Orang-orang bilang, “Life begins at the end of your comfort zone.” Setelah lebih dari 9 bulan menjadi siswi pertukaran pelajar di negeri Paman Sam, saya setuju dengan ungkapan di atas. Keluar dari zona nyaman untuk tinggal di lingkungan baru, hidup bersama keluarga Amerika, belajar di sekolah yang sistemnya jelas berbeda, berinteraksi dengan orang-orang baru dengan watak yang bervariasi, tentu saja tidak mudah. Namun, setiap detik yang saya lalui di sini selalu penuh dengan pelajaran hidup yang berharga dan selalu membuat saya terus bersyukur.
Nama saya Ayunda Nisa Chaira. Umur saya 17 tahun. Saya “cuti” belajar dari SMA Negeri 39 tahun ajaran 2014-2015 untuk belajar di Amerika Serikat lewat program pertukaran pelajar KL-Youth Exchange Study yang dibiayai penuh oleh Departemen Luar Negeri AS. Selain belajar, saya juga mengemban tugas untuk menjembatani pemahaman antara Indonesia-Amerika Serikat. Saya tinggal di Wisconsin, sebuah state yang terletak di utara-tengah Amerika Serikat, tepatnya di sebuah kota kecil bernama Menasha yang penduduknya tidak lebih dari 50 ribu orang. Kota ini letaknya tepat di pesisir utara danau terbesar di negara bagian ini, Lake Winnebago. Menasha juga dilalui Fox River dan Little Lake Butte des Morts di bagian barat. Meski julukan “Land of 1000 Lakes” disandang oleh state tetangga kami Minnesota, ternyata di Wisconsin sendiri ada lebih dari 15.000 danau.

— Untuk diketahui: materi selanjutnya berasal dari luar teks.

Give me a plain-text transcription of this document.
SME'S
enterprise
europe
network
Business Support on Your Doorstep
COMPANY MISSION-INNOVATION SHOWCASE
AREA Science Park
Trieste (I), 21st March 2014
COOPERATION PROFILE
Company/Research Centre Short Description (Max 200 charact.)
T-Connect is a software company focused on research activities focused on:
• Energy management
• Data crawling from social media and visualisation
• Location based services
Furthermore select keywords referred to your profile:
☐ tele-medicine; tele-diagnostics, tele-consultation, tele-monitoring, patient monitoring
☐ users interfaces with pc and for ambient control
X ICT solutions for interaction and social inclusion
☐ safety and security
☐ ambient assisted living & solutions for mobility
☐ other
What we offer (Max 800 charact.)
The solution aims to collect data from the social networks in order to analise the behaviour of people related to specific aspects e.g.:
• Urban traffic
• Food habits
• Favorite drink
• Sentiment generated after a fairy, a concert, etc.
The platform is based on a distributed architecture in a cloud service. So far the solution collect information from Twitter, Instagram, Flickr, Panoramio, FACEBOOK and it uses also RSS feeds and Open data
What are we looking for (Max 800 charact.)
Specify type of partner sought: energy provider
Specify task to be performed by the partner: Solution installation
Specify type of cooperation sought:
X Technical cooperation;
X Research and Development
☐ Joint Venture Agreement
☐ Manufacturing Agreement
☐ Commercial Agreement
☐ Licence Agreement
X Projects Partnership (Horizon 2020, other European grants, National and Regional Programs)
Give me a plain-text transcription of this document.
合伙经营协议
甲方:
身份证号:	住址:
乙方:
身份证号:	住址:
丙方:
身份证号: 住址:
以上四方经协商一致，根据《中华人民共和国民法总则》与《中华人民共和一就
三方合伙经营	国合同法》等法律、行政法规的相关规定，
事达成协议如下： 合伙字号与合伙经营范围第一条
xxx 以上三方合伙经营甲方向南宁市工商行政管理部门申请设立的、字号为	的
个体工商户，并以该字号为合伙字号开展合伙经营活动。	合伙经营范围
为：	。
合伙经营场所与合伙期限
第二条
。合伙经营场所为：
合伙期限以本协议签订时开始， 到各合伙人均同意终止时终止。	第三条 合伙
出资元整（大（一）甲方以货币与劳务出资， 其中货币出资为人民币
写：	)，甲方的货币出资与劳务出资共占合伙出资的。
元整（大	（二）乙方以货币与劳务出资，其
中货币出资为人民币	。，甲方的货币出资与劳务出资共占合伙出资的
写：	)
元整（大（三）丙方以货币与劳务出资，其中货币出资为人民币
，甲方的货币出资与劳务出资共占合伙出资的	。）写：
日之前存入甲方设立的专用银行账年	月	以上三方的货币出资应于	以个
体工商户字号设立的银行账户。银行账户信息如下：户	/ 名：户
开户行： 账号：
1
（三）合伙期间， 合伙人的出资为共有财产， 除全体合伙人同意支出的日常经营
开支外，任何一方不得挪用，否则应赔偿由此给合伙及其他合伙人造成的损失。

Wisconsin dikenal sebagai “American’s Dairyland”, karena state ini mendominasi produksi susu, mentega, dan keju di Amerika. Selain itu, Wisconin juga dikenal dengan area hutan yang luas di bagian utaranya, yang biasa disebut North Woods. Tipikal penduduk Wisconsin senang berburu, memancing, dan menghabiskan waktu liburan di cabin di utara, termasuk host family saya. Pandangan saya sebelum datang ke Amerika tentang big cities, tall buildings, busy people, crowded life, pun terpatahkan!
Sejak hari pertama hingga detik ini, ketika saya ditanya tentang Wisconsin, jawaban yang keluar dari mulut saya adalah ‘dingin’. Saya datang pada akhir musim panas ketika suhunya masih sekitar 25°C. Kemudian suhu perlahan lahan turun seiring musim berganti dari musim panas, musim gugur, hingga musim dingin. Kami mengenal 2 jenis suhu: suhu udara ‘sebenarnya’ dan windchill atau suhu yang ‘terasa’ akibat angin. Angin yang menyapu dari Lake Winnebago selalu membuat suhu terasa lebih dingin. Wisconsin dikenal dengan musim dinginnya yang panjang dengan suhu yang selalu jauh di bawah 0°C. Tahun ini, salju pertama turun sekitar pertengahan bulan November, satu bulan lebih awal dari ‘waktu resmi’. Semua orang mengeluh dan memprediksi kalau musim dingin tahun ini akan berlangsung lama. Sementara saya yang belum pernah merasakan salju sekali pun, begitu bahagia menyambut datangnya salju pertama saya. Masih jelas di ingatan saya, pagi itu setelah shalat shubuh, salju yang putih turun lewat jendela, menyelimuti teras kayu di halaman belakang rumah saya.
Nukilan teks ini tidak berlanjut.